What is worse, when I made my position clear to Amy about what happened to ask her for help, she used her psychiatric tactics to talk me into asking someone, even Edie and Lou, instead of her so she can be off the hook. Don't get me wrong: if Amy told me "Sammy, listen I am sorry. If I could help, I would. But things are upside down for me, my kitchen still hasn't been resealed, I have no idea when it will be done, also things are beyond my control with the kids, etc, I don't know if I can come" I would get it. Yes, I would be pissed off, but I would understand that. That is honest. But after hearing my story and deciding to question me on where everyone else is, why I won't ask Edie to come over again, what is the real problem, all this nonsense just to evade the real answer that she won't come and then gloss it over with questions about my new job and new place and hope it will be enough to pacify me, that was uncalled for. It made me feel like I was so insignificant and small, I thought I was worthless of anything. And I think that is what hurts the most: that my feelings don't matter at all if it disturbs the rest of the world.
Well, here are the facts:
1) My feelings do matter. Just because someone doesn't agree or rather disregard them doesn't make them less than valid.

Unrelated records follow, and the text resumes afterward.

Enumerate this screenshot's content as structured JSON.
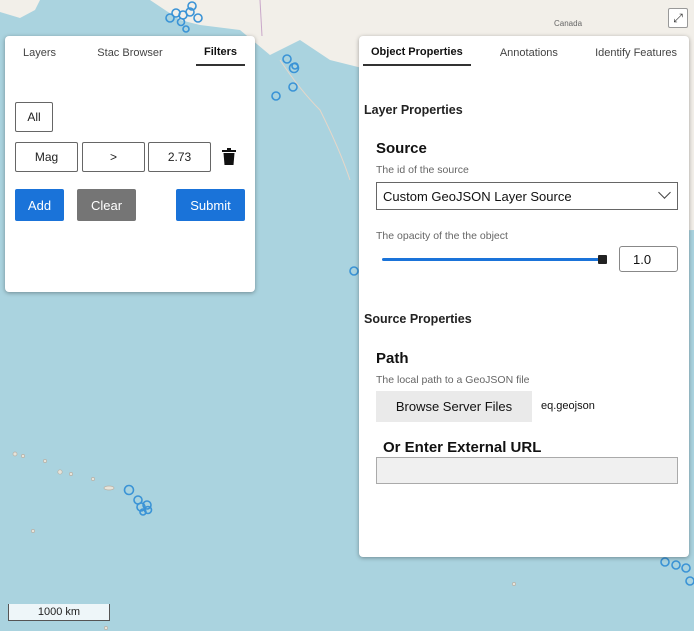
{
  "map": {
    "label_canada": "Canada",
    "scale_label": "1000 km",
    "expand_icon": "expand-icon"
  },
  "left_panel": {
    "tabs": [
      {
        "label": "Layers",
        "active": false
      },
      {
        "label": "Stac Browser",
        "active": false
      },
      {
        "label": "Filters",
        "active": true
      }
    ],
    "all_button": "All",
    "filter": {
      "feature": "Mag",
      "operator": ">",
      "value": "2.73"
    },
    "delete_icon": "trash-icon",
    "add_button": "Add",
    "clear_button": "Clear",
    "submit_button": "Submit"
  },
  "right_panel": {
    "tabs": [
      {
        "label": "Object Properties",
        "active": true
      },
      {
        "label": "Annotations",
        "active": false
      },
      {
        "label": "Identify Features",
        "active": false
      }
    ],
    "layer_properties_title": "Layer Properties",
    "source": {
      "heading": "Source",
      "description": "The id of the source",
      "selected": "Custom GeoJSON Layer Source"
    },
    "opacity": {
      "description": "The opacity of the the object",
      "value": "1.0"
    },
    "source_properties_title": "Source Properties",
    "path": {
      "heading": "Path",
      "description": "The local path to a GeoJSON file",
      "browse_button": "Browse Server Files",
      "file": "eq.geojson"
    },
    "external_url": {
      "heading": "Or Enter External URL",
      "value": ""
    }
  },
  "colors": {
    "accent": "#1a73d9",
    "water": "#aad3df",
    "land": "#f2efe9",
    "marker": "#3a93d6"
  }
}
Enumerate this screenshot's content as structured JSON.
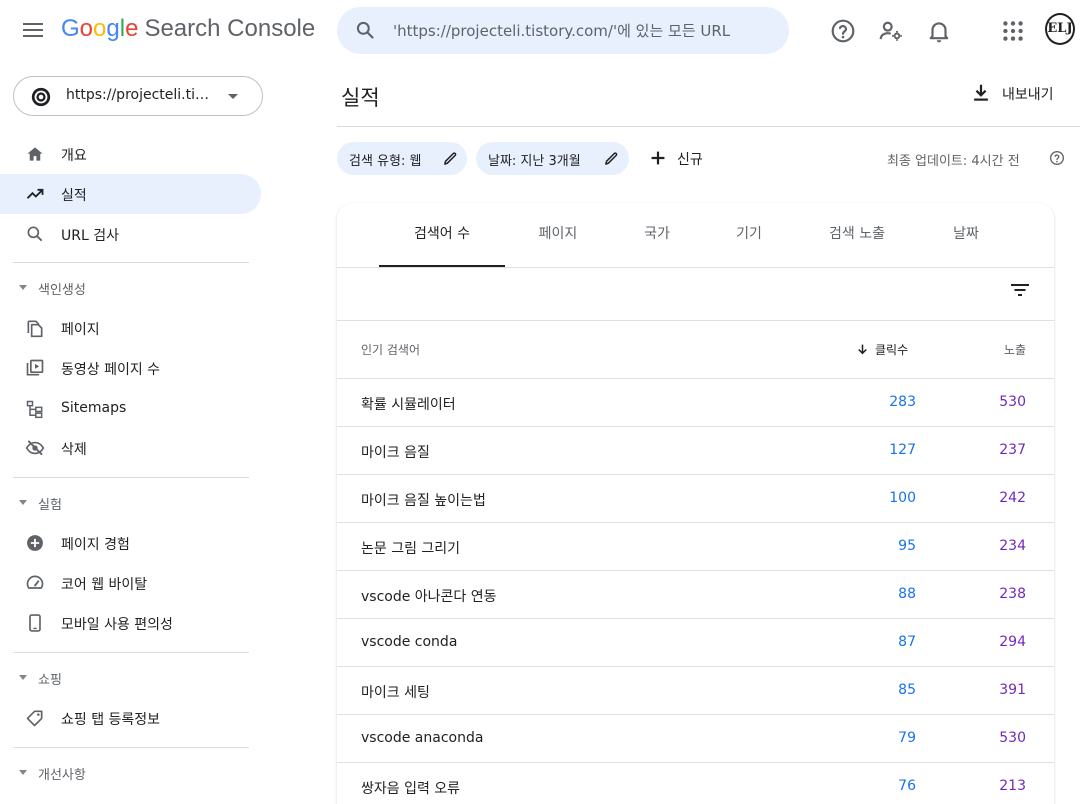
{
  "header": {
    "logo": [
      "G",
      "o",
      "o",
      "g",
      "l",
      "e"
    ],
    "product": "Search Console",
    "search_placeholder": "'https://projecteli.tistory.com/'에 있는 모든 URL",
    "avatar_text": "ELJ"
  },
  "sidebar": {
    "property": "https://projecteli.tistory.com/",
    "items": [
      {
        "label": "개요",
        "icon": "home-icon"
      },
      {
        "label": "실적",
        "icon": "trending-up-icon",
        "active": true
      },
      {
        "label": "URL 검사",
        "icon": "search-icon"
      }
    ],
    "sections": [
      {
        "title": "색인생성",
        "items": [
          {
            "label": "페이지",
            "icon": "pages-icon"
          },
          {
            "label": "동영상 페이지 수",
            "icon": "video-pages-icon"
          },
          {
            "label": "Sitemaps",
            "icon": "sitemap-icon"
          },
          {
            "label": "삭제",
            "icon": "visibility-off-icon"
          }
        ]
      },
      {
        "title": "실험",
        "items": [
          {
            "label": "페이지 경험",
            "icon": "plus-circle-icon"
          },
          {
            "label": "코어 웹 바이탈",
            "icon": "speed-icon"
          },
          {
            "label": "모바일 사용 편의성",
            "icon": "phone-icon"
          }
        ]
      },
      {
        "title": "쇼핑",
        "items": [
          {
            "label": "쇼핑 탭 등록정보",
            "icon": "tag-icon"
          }
        ]
      },
      {
        "title": "개선사항",
        "items": []
      }
    ]
  },
  "main": {
    "title": "실적",
    "export_label": "내보내기",
    "chips": [
      "검색 유형: 웹",
      "날짜: 지난 3개월"
    ],
    "new_label": "신규",
    "last_updated": "최종 업데이트: 4시간 전",
    "tabs": [
      "검색어 수",
      "페이지",
      "국가",
      "기기",
      "검색 노출",
      "날짜"
    ],
    "active_tab": 0,
    "table": {
      "columns": [
        "인기 검색어",
        "클릭수",
        "노출"
      ],
      "rows": [
        {
          "query": "확률 시뮬레이터",
          "clicks": "283",
          "impressions": "530"
        },
        {
          "query": "마이크 음질",
          "clicks": "127",
          "impressions": "237"
        },
        {
          "query": "마이크 음질 높이는법",
          "clicks": "100",
          "impressions": "242"
        },
        {
          "query": "논문 그림 그리기",
          "clicks": "95",
          "impressions": "234"
        },
        {
          "query": "vscode 아나콘다 연동",
          "clicks": "88",
          "impressions": "238"
        },
        {
          "query": "vscode conda",
          "clicks": "87",
          "impressions": "294"
        },
        {
          "query": "마이크 세팅",
          "clicks": "85",
          "impressions": "391"
        },
        {
          "query": "vscode anaconda",
          "clicks": "79",
          "impressions": "530"
        },
        {
          "query": "쌍자음 입력 오류",
          "clicks": "76",
          "impressions": "213"
        }
      ]
    }
  },
  "colors": {
    "accent_bg": "#e8f0fe",
    "clicks": "#1a73e8",
    "impressions": "#7627bb"
  }
}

2) Communication is two ways. My thoughts and feelings have to be received just as much as the other person's. It doesn't go one way.
3) I don't state my case just to stir up trouble. If I am talking, it is because something is amiss and it needs to be addressed. Even if someone doesn't like it doesn't change that position.
4) The most important: when I feel that my feelings or thoughts are being dismissed or swept under the rug (and when someone uses defense mechanisms to make me feel like my feelings are wrong) that hurts me a lot and I will respond negatively. I don't appreciate it and will not tolerate it under any circumstances: at work, with family, with friends, anyone. End of story.
I have had this happen too many times. I am getting older and need to feel at peace with my middle age and be able to have thoughts and feeling be understood to the world as well as others. Allow me this right and privilege to be able to move forward in this world.